Sauchie, Clackmannanshire 17/05/2008 00:24:46
I can't speak for the other line, so I won't, but as for the reopening of the line through Alloa, it;s the best thing to happen here since it was shut down!

Clackmannanshire became a real backwater when the line was closed, which meant in turn we lost many other things as well.

If you take a look at road maps you can see that the main roads North and South by pass this county and you practically have to take a detour off of them to get hear.

Now with the line reopening and the new crossing over the forth, there is a buzz about the place again.

I wonder what the financial cost with regard to factory closures and job losses has been since it was decided to close the line to save some money?

Someone one tell Monteith that there is more to communities than just some money to can be saved if you
curtail the inital costs, sometimes you have to look to the long term, something that was not done all those years ago.

He really should ask the locals what they think about it instead of coming up with more rubbish just to fill some column inches.
16

McGinty,

22/05/2008 13:55:52
It's not just railways, but other public projects where costs have been escalating.

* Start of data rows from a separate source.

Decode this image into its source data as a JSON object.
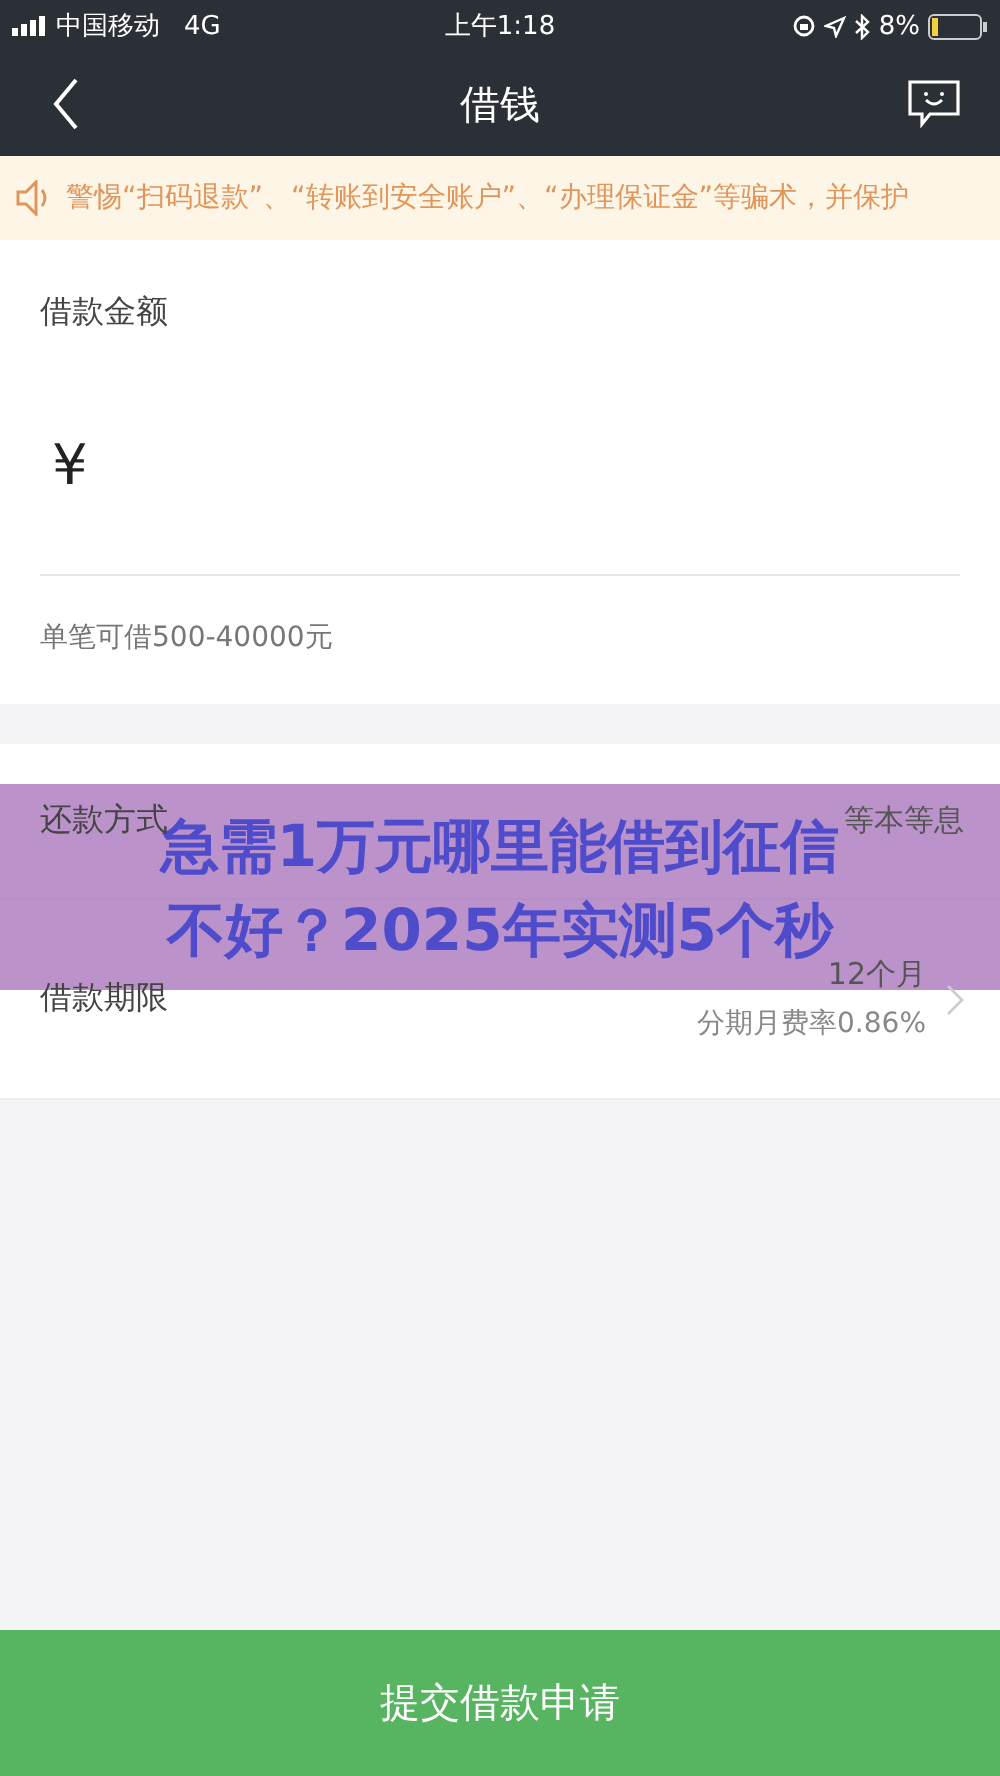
{
  "status_bar": {
    "carrier": "中国移动",
    "network": "4G",
    "time": "上午1:18",
    "battery": "8%"
  },
  "nav": {
    "title": "借钱"
  },
  "notice": {
    "text": "警惕“扫码退款”、“转账到安全账户”、“办理保证金”等骗术，并保护"
  },
  "amount": {
    "label": "借款金额",
    "currency": "¥",
    "hint": "单笔可借500-40000元"
  },
  "rows": [
    {
      "label": "还款方式",
      "value": "等本等息"
    },
    {
      "label": "借款期限",
      "value": "12个月",
      "sub": "分期月费率0.86%"
    }
  ],
  "overlay": {
    "lines": [
      "急需1万元哪里能借到征信",
      "不好？2025年实测5个秒"
    ]
  },
  "submit": {
    "label": "提交借款申请"
  }
}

I agree that this would not be acceptable in the private sector, but that is primarily an argument about escalating costs full stop. This underestimating of costs suggests mistakes in planning, but not necessarily the mistakenness of the project per se. Whether it's a hospital or a school or transport infrastructure project, the economics obviously go much further than just the business case, although this is obviously not an excuse for getting it so wrong.